So there you have it… how one piece of logging code blamed another logging
fragment for crashing my Firefox builds.

But wait, THERE’S MORE!!!

At this point, I was pretty much convinced that I was dead, unable to make
further progress on this project until someone could solve that JS_ASSERT
trickiness. I decided as almost the first step in reducing this monster
testcase to move the offending logging call after the appendChild call.

      // This should force <markup:children/> elements to take XBL bindings.
aNode.ownerDocument.documentElement.appendChild(panel);
getLoggingService().log("Templates", C_i.xeILoggingService.INFO,
"Panel retrieved", serializeNode(panel));

I don’t remember why I did that, but this was where I got another big
surprise. It stopped crashing. I swapped it back, and it crashed. I
moved the logging call after the appendChild call again, and it didn’t
crash.

So let me try to get this straight, because it’s still mind-boggling to
me:

  • XTF + CloneNode + SerializeToString + XUL, followed by an appendChild,
    leads to garbage collection and a JS_ASSERT() failure…
  • AppendChild, followed by XTF + CloneNode + SerializeToString + XUL, leads
    to normal (well, buggy), not-crashing behavior.

What the hell is going on here? I really can’t
understand this, how just the order of operations in JavaScript is the
difference between a death spiral, and a shiny day. I know this isn’t a
Heisenbug, since it’s 100% reproducible in one case and 0% reproducible in the
other… but this just goes so far outside my understanding of “How Things
Work” that it blows my mind this is even possible.

That’s three times over the course of a month trying to figure this sick,
twisted little freak out, where something that makes absolutely no sense
appeared to be real:

  1. A JS_ASSERT being triggered where I had written no native-level code,
    just JavaScript, XUL, XBL, CSS, and IDL.
  2. XUL reference counting leading to garbage collection when the item being
    collected looked like 12 consumers had a hold on it. (Fortunately, this
    turned out to be false.)
  3. The program does not crash if I insert the panel into the document before
    trying to serialize the panel.

All this in a pet project, found by one guy working alone in his apartment
for years.

So now I have to take some 300KB of extension + Mochitest apart (again!), to
a reasonably small reproducible test case. This I have to do before someone else will find the bug painless enough to actually look at and fix. I still don’t know why it failed, and my confidence in my ability to understand – and in the Mozilla platform – have been badly shaken.

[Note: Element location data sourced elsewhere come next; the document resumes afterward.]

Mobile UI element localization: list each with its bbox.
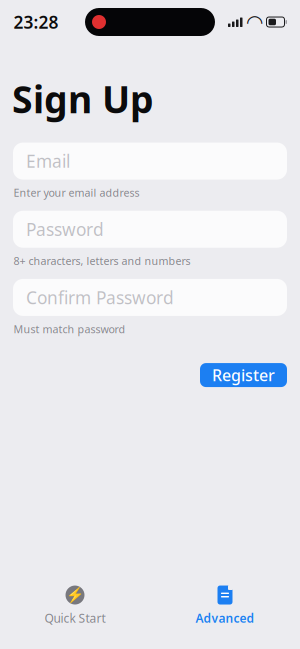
staticText: ◠ (247, 11, 262, 33)
button[interactable]: Email (13, 143, 287, 180)
button[interactable]: Register (200, 363, 287, 387)
staticText: Email (26, 150, 70, 173)
staticText: Enter your email address (14, 186, 140, 200)
staticText: Must match password (14, 322, 126, 336)
button[interactable]: Password (13, 211, 287, 248)
button[interactable]: ⚡ (0, 581, 150, 629)
staticText: 8+ characters, letters and numbers (14, 254, 190, 268)
staticText: 23:28 (14, 10, 58, 34)
staticText: ⚡ (66, 587, 84, 604)
staticText: Quick Start (44, 610, 106, 626)
staticText: Sign Up (12, 74, 154, 124)
staticText: Advanced (196, 610, 254, 626)
staticText: Password (26, 218, 104, 241)
staticText: Register (212, 364, 275, 386)
button[interactable]: Advanced (150, 581, 300, 629)
staticText: Confirm Password (26, 286, 174, 309)
button[interactable]: Confirm Password (13, 279, 287, 316)
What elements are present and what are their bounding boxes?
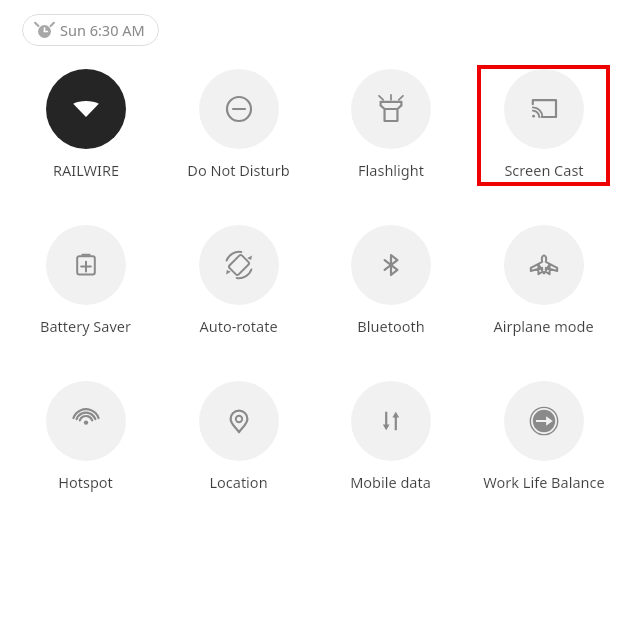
button[interactable]: Battery Saver <box>19 221 152 342</box>
staticText: Mobile data <box>350 472 431 492</box>
staticText: Airplane mode <box>493 316 594 336</box>
staticText: Battery Saver <box>40 316 131 336</box>
staticText: Bluetooth <box>357 316 425 336</box>
button[interactable]: Bluetooth <box>324 221 457 342</box>
staticText: Flashlight <box>358 160 424 180</box>
button[interactable]: Hotspot <box>19 377 152 498</box>
button[interactable]: Airplane mode <box>477 221 610 342</box>
staticText: Hotspot <box>58 472 113 492</box>
button[interactable]: Work Life Balance <box>477 377 610 498</box>
staticText: RAILWIRE <box>53 160 119 180</box>
button[interactable]: Mobile data <box>324 377 457 498</box>
button[interactable]: Flashlight <box>324 65 457 186</box>
button[interactable]: Screen Cast <box>477 65 610 186</box>
staticText: Sun 6:30 AM <box>60 20 145 40</box>
button[interactable]: Location <box>172 377 305 498</box>
staticText: Do Not Disturb <box>187 160 290 180</box>
staticText: Auto-rotate <box>199 316 278 336</box>
button[interactable]: Do Not Disturb <box>172 65 305 186</box>
button[interactable]: Auto-rotate <box>172 221 305 342</box>
button[interactable]: RAILWIRE <box>19 65 152 186</box>
button[interactable]: Sun 6:30 AM <box>22 14 159 46</box>
staticText: Location <box>209 472 268 492</box>
staticText: Work Life Balance <box>483 472 605 492</box>
staticText: Screen Cast <box>504 160 584 180</box>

Worst of all, I fear that when I reduce the testcase and submit it, someone
competent will decide that the cloned node – after its original has been
appended to the document – should have been garbage-collected just as if the
original hadn’t been appended. That means I will universally crash again, and
there will be nothing I can do to stop it. Except wait for that ever-moving
target, XBL 2.0, to replace XTF.

For those of you boldly going where no one has gone before:

If you really want to build this test and see for yourself, here’s my build
instructions:

  1. hg clone http://hg.mozilla.org/releases/mozilla-1.9.2 mozilla
  2. hg clone http://hg.mozdev.org/verbosio verbosio
  3. cd verbosio
  4. hg update mozilla-bug534412
  5. cd ..
  6. Copy verbosio/src/experimental/edit-template to
    mozilla/extensions/edit-template
  7. In your .mozconfig, add ac_add_options
    --enable=extensions=default,edit-template
  8. Also add ac_add_options --enable-tests
  9. Build Mozilla Firefox.
  10. cd fx-debug
  11. python _tests/testing/mochitest/runtests.py –chrome
    –test-path=extensions/edit/tests/test_templates.xul
  12. When the page appears, click on the “Run Test” button, and buckle your
    seatbelt.

As I said, I have to try to reduce this to a manageable testcase. If you want to try debugging it now, go ahead. I’ve reserved this branch specifically for the crash bug I saw here.